No longer are the federal and state governments trying to protect citizens from COVID-19 through elaborate rules and regulations. Now Americans are on their own to decide how much protection they personally want through vaccinations and masking.

This is, in a sense, the era of laissez-faire COVID-19 prevention. As a result, a major role for the federal government in the future is to give Americans the tools to protect themselves if they choose to use them.

Rapidly mailing home COVID-19 tests to anyone who requested them from an easy-to-use federal website is a model of a successful program. Yes, the Biden team was slow off the mark, and there are still far too few free tests available. But, undoubtedly, thousands of lives were saved and hospitalizations prevented because infectious people knew enough from the home testing to self-quarantine.

For people like me who take COVID-19 seriously, it remains tempting to rage against the anti-vaxxers and bristle in crowded indoor environments where no one is wearing a mask.

But after two years of the pandemic, what good would it do?

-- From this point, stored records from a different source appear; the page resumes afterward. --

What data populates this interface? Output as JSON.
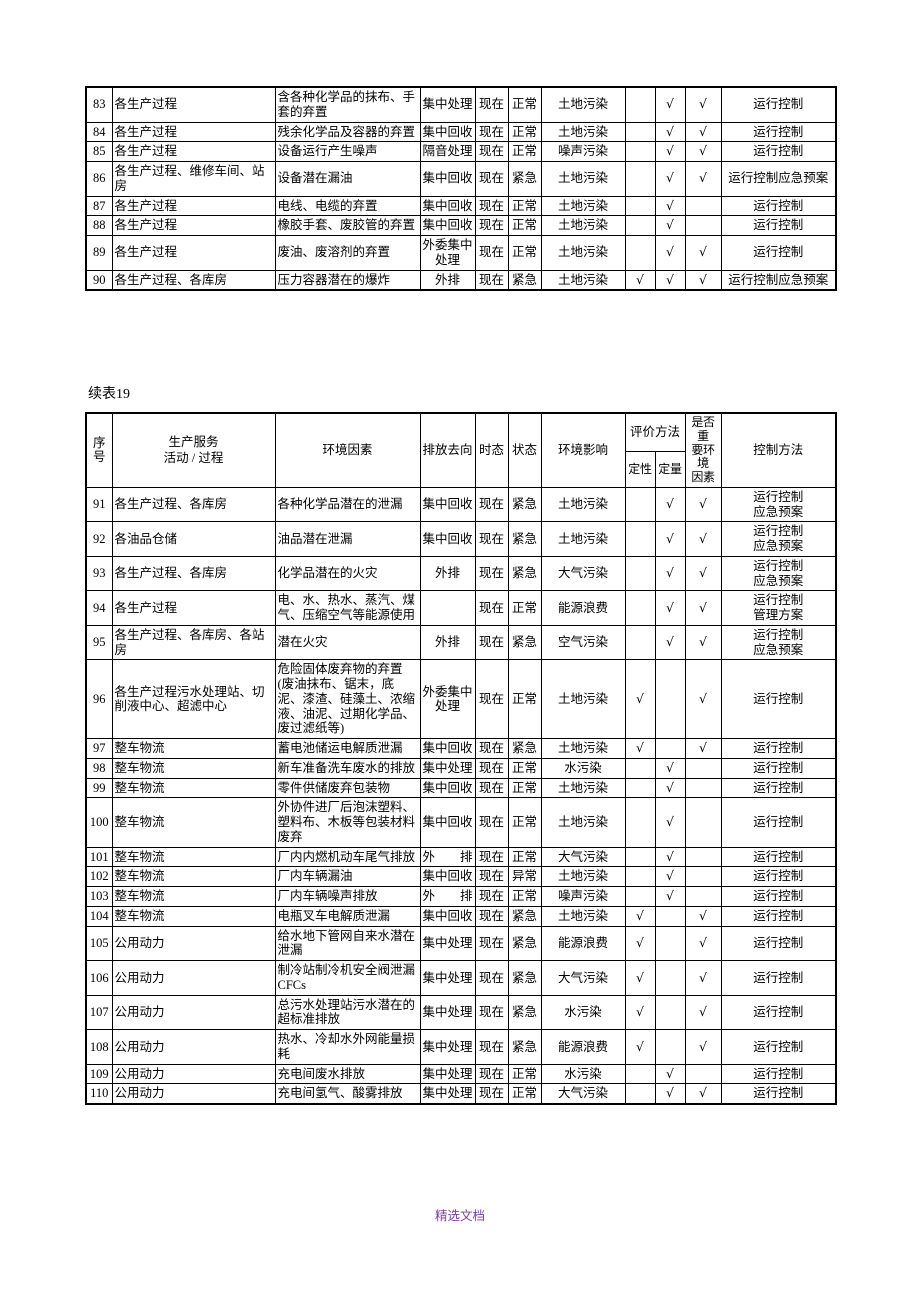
{
  "document": {
    "caption": "续表19",
    "footer_note": "精选文档",
    "footer_color": "#7b3fa0"
  },
  "columns": {
    "no": "序\n号",
    "no_line1": "序",
    "no_line2": "号",
    "activity_line1": "生产服务",
    "activity_line2": "活动 / 过程",
    "factor": "环境因素",
    "discharge": "排放去向",
    "tense": "时态",
    "state": "状态",
    "impact": "环境影响",
    "method_group": "评价方法",
    "qualitative": "定性",
    "quantitative": "定量",
    "significant": "是否重要环境因素",
    "significant_l1": "是否重",
    "significant_l2": "要环境",
    "significant_l3": "因素",
    "control": "控制方法"
  },
  "check_mark": "√",
  "table1": {
    "rows": [
      {
        "no": "83",
        "activity": "各生产过程",
        "factor": "含各种化学品的抹布、手套的弃置",
        "discharge": "集中处理",
        "tense": "现在",
        "state": "正常",
        "impact": "土地污染",
        "qual": "",
        "quant": "√",
        "signif": "√",
        "control": "运行控制"
      },
      {
        "no": "84",
        "activity": "各生产过程",
        "factor": "残余化学品及容器的弃置",
        "discharge": "集中回收",
        "tense": "现在",
        "state": "正常",
        "impact": "土地污染",
        "qual": "",
        "quant": "√",
        "signif": "√",
        "control": "运行控制"
      },
      {
        "no": "85",
        "activity": "各生产过程",
        "factor": "设备运行产生噪声",
        "discharge": "隔音处理",
        "tense": "现在",
        "state": "正常",
        "impact": "噪声污染",
        "qual": "",
        "quant": "√",
        "signif": "√",
        "control": "运行控制"
      },
      {
        "no": "86",
        "activity": "各生产过程、维修车间、站房",
        "factor": "设备潜在漏油",
        "discharge": "集中回收",
        "tense": "现在",
        "state": "紧急",
        "impact": "土地污染",
        "qual": "",
        "quant": "√",
        "signif": "√",
        "control": "运行控制应急预案"
      },
      {
        "no": "87",
        "activity": "各生产过程",
        "factor": "电线、电缆的弃置",
        "discharge": "集中回收",
        "tense": "现在",
        "state": "正常",
        "impact": "土地污染",
        "qual": "",
        "quant": "√",
        "signif": "",
        "control": "运行控制"
      },
      {
        "no": "88",
        "activity": "各生产过程",
        "factor": "橡胶手套、废胶管的弃置",
        "discharge": "集中回收",
        "tense": "现在",
        "state": "正常",
        "impact": "土地污染",
        "qual": "",
        "quant": "√",
        "signif": "",
        "control": "运行控制"
      },
      {
        "no": "89",
        "activity": "各生产过程",
        "factor": "废油、废溶剂的弃置",
        "discharge": "外委集中处理",
        "tense": "现在",
        "state": "正常",
        "impact": "土地污染",
        "qual": "",
        "quant": "√",
        "signif": "√",
        "control": "运行控制"
      },
      {
        "no": "90",
        "activity": "各生产过程、各库房",
        "factor": "压力容器潜在的爆炸",
        "discharge": "外排",
        "tense": "现在",
        "state": "紧急",
        "impact": "土地污染",
        "qual": "√",
        "quant": "√",
        "signif": "√",
        "control": "运行控制应急预案"
      }
    ]
  },
  "table2": {
    "rows": [
      {
        "no": "91",
        "activity": "各生产过程、各库房",
        "factor": "各种化学品潜在的泄漏",
        "discharge": "集中回收",
        "tense": "现在",
        "state": "紧急",
        "impact": "土地污染",
        "qual": "",
        "quant": "√",
        "signif": "√",
        "control": "运行控制\n应急预案"
      },
      {
        "no": "92",
        "activity": "各油品仓储",
        "factor": "油品潜在泄漏",
        "discharge": "集中回收",
        "tense": "现在",
        "state": "紧急",
        "impact": "土地污染",
        "qual": "",
        "quant": "√",
        "signif": "√",
        "control": "运行控制\n应急预案"
      },
      {
        "no": "93",
        "activity": "各生产过程、各库房",
        "factor": "化学品潜在的火灾",
        "discharge": "外排",
        "tense": "现在",
        "state": "紧急",
        "impact": "大气污染",
        "qual": "",
        "quant": "√",
        "signif": "√",
        "control": "运行控制\n应急预案"
      },
      {
        "no": "94",
        "activity": "各生产过程",
        "factor": "电、水、热水、蒸汽、煤气、压缩空气等能源使用",
        "discharge": "",
        "tense": "现在",
        "state": "正常",
        "impact": "能源浪费",
        "qual": "",
        "quant": "√",
        "signif": "√",
        "control": "运行控制\n管理方案"
      },
      {
        "no": "95",
        "activity": "各生产过程、各库房、各站房",
        "factor": "潜在火灾",
        "discharge": "外排",
        "tense": "现在",
        "state": "紧急",
        "impact": "空气污染",
        "qual": "",
        "quant": "√",
        "signif": "√",
        "control": "运行控制\n应急预案"
      },
      {
        "no": "96",
        "activity": "各生产过程污水处理站、切削液中心、超滤中心",
        "factor": "危险固体废弃物的弃置(废油抹布、锯末，底泥、漆渣、硅藻土、浓缩液、油泥、过期化学品、废过滤纸等)",
        "discharge": "外委集中处理",
        "tense": "现在",
        "state": "正常",
        "impact": "土地污染",
        "qual": "√",
        "quant": "",
        "signif": "√",
        "control": "运行控制"
      },
      {
        "no": "97",
        "activity": "整车物流",
        "factor": "蓄电池储运电解质泄漏",
        "discharge": "集中回收",
        "tense": "现在",
        "state": "紧急",
        "impact": "土地污染",
        "qual": "√",
        "quant": "",
        "signif": "√",
        "control": "运行控制"
      },
      {
        "no": "98",
        "activity": "整车物流",
        "factor": "新车准备洗车废水的排放",
        "discharge": "集中处理",
        "tense": "现在",
        "state": "正常",
        "impact": "水污染",
        "qual": "",
        "quant": "√",
        "signif": "",
        "control": "运行控制"
      },
      {
        "no": "99",
        "activity": "整车物流",
        "factor": "零件供储废弃包装物",
        "discharge": "集中回收",
        "tense": "现在",
        "state": "正常",
        "impact": "土地污染",
        "qual": "",
        "quant": "√",
        "signif": "",
        "control": "运行控制"
      },
      {
        "no": "100",
        "activity": "整车物流",
        "factor": "外协件进厂后泡沫塑料、塑料布、木板等包装材料废弃",
        "discharge": "集中回收",
        "tense": "现在",
        "state": "正常",
        "impact": "土地污染",
        "qual": "",
        "quant": "√",
        "signif": "",
        "control": "运行控制"
      },
      {
        "no": "101",
        "activity": "整车物流",
        "factor": "厂内内燃机动车尾气排放",
        "discharge": "外排",
        "discharge_justify": true,
        "tense": "现在",
        "state": "正常",
        "impact": "大气污染",
        "qual": "",
        "quant": "√",
        "signif": "",
        "control": "运行控制"
      },
      {
        "no": "102",
        "activity": "整车物流",
        "factor": "厂内车辆漏油",
        "discharge": "集中回收",
        "tense": "现在",
        "state": "异常",
        "impact": "土地污染",
        "qual": "",
        "quant": "√",
        "signif": "",
        "control": "运行控制"
      },
      {
        "no": "103",
        "activity": "整车物流",
        "factor": "厂内车辆噪声排放",
        "discharge": "外排",
        "discharge_justify": true,
        "tense": "现在",
        "state": "正常",
        "impact": "噪声污染",
        "qual": "",
        "quant": "√",
        "signif": "",
        "control": "运行控制"
      },
      {
        "no": "104",
        "activity": "整车物流",
        "factor": "电瓶叉车电解质泄漏",
        "discharge": "集中回收",
        "tense": "现在",
        "state": "紧急",
        "impact": "土地污染",
        "qual": "√",
        "quant": "",
        "signif": "√",
        "control": "运行控制"
      },
      {
        "no": "105",
        "activity": "公用动力",
        "factor": "给水地下管网自来水潜在泄漏",
        "discharge": "集中处理",
        "tense": "现在",
        "state": "紧急",
        "impact": "能源浪费",
        "qual": "√",
        "quant": "",
        "signif": "√",
        "control": "运行控制"
      },
      {
        "no": "106",
        "activity": "公用动力",
        "factor": "制冷站制冷机安全阀泄漏CFCs",
        "discharge": "集中处理",
        "tense": "现在",
        "state": "紧急",
        "impact": "大气污染",
        "qual": "√",
        "quant": "",
        "signif": "√",
        "control": "运行控制"
      },
      {
        "no": "107",
        "activity": "公用动力",
        "factor": "总污水处理站污水潜在的超标准排放",
        "discharge": "集中处理",
        "tense": "现在",
        "state": "紧急",
        "impact": "水污染",
        "qual": "√",
        "quant": "",
        "signif": "√",
        "control": "运行控制"
      },
      {
        "no": "108",
        "activity": "公用动力",
        "factor": "热水、冷却水外网能量损耗",
        "discharge": "集中处理",
        "tense": "现在",
        "state": "紧急",
        "impact": "能源浪费",
        "qual": "√",
        "quant": "",
        "signif": "√",
        "control": "运行控制"
      },
      {
        "no": "109",
        "activity": "公用动力",
        "factor": "充电间废水排放",
        "discharge": "集中处理",
        "tense": "现在",
        "state": "正常",
        "impact": "水污染",
        "qual": "",
        "quant": "√",
        "signif": "",
        "control": "运行控制"
      },
      {
        "no": "110",
        "activity": "公用动力",
        "factor": "充电间氢气、酸雾排放",
        "discharge": "集中处理",
        "tense": "现在",
        "state": "正常",
        "impact": "大气污染",
        "qual": "",
        "quant": "√",
        "signif": "√",
        "control": "运行控制"
      }
    ]
  }
}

No one suddenly decides to get vaccinated because strangers are yelling at them. No one, as I have discovered, willingly puts on a mask because someone nearby is glaring at them.

If I can give up my moral righteousness (and, trust me, it’s hard), then I am in a position to ask for tolerance from those who somehow believe that COVID-19 is a media plot or that they have miraculously acquired superhuman immunity.

No one should be stigmatized or mocked for wearing a mask any more than people with glasses should be ridiculed for their vision choices. In similar fashion, it is reprehensible to demonize public officials like Anthony Fauci because you don’t fully agree with their public health pronouncements.

I recognize that I am probably being naive in hoping for a truce after two years of venom and vitriol over COVID-19. The worst pandemic in a century has given everyone permission to transfer the scorched-earth political battles of the Trump era into a new arena.

Ideally, I wish more Americans recognized the prudent need to be vaccinated and boosted. I regret that there isn’t more awareness that crowded indoor places with bad ventilation offer the potential to become super-spreader events.

Similarly, I hope that more Americans will come to appreciate the difficulties that public health officials face when forced to make societal decisions based on incomplete information about the virus and its spread.

At minimum, I want spending for public health to be regarded as integral a part of national security as funding the Pentagon to counter Russia and China.

That is why it is unconscionable that the Senate is wrangling over the funding formula for COVID-19 protection at a time when 5,000 Americans per week are still dying from the virus.

This is foolish frugality. Everyone loses when Congress plays politics as usual over spending for COVID-19 tests, vaccines and preparedness. As hard as it is for some to accept, we’re all in this public health crisis together.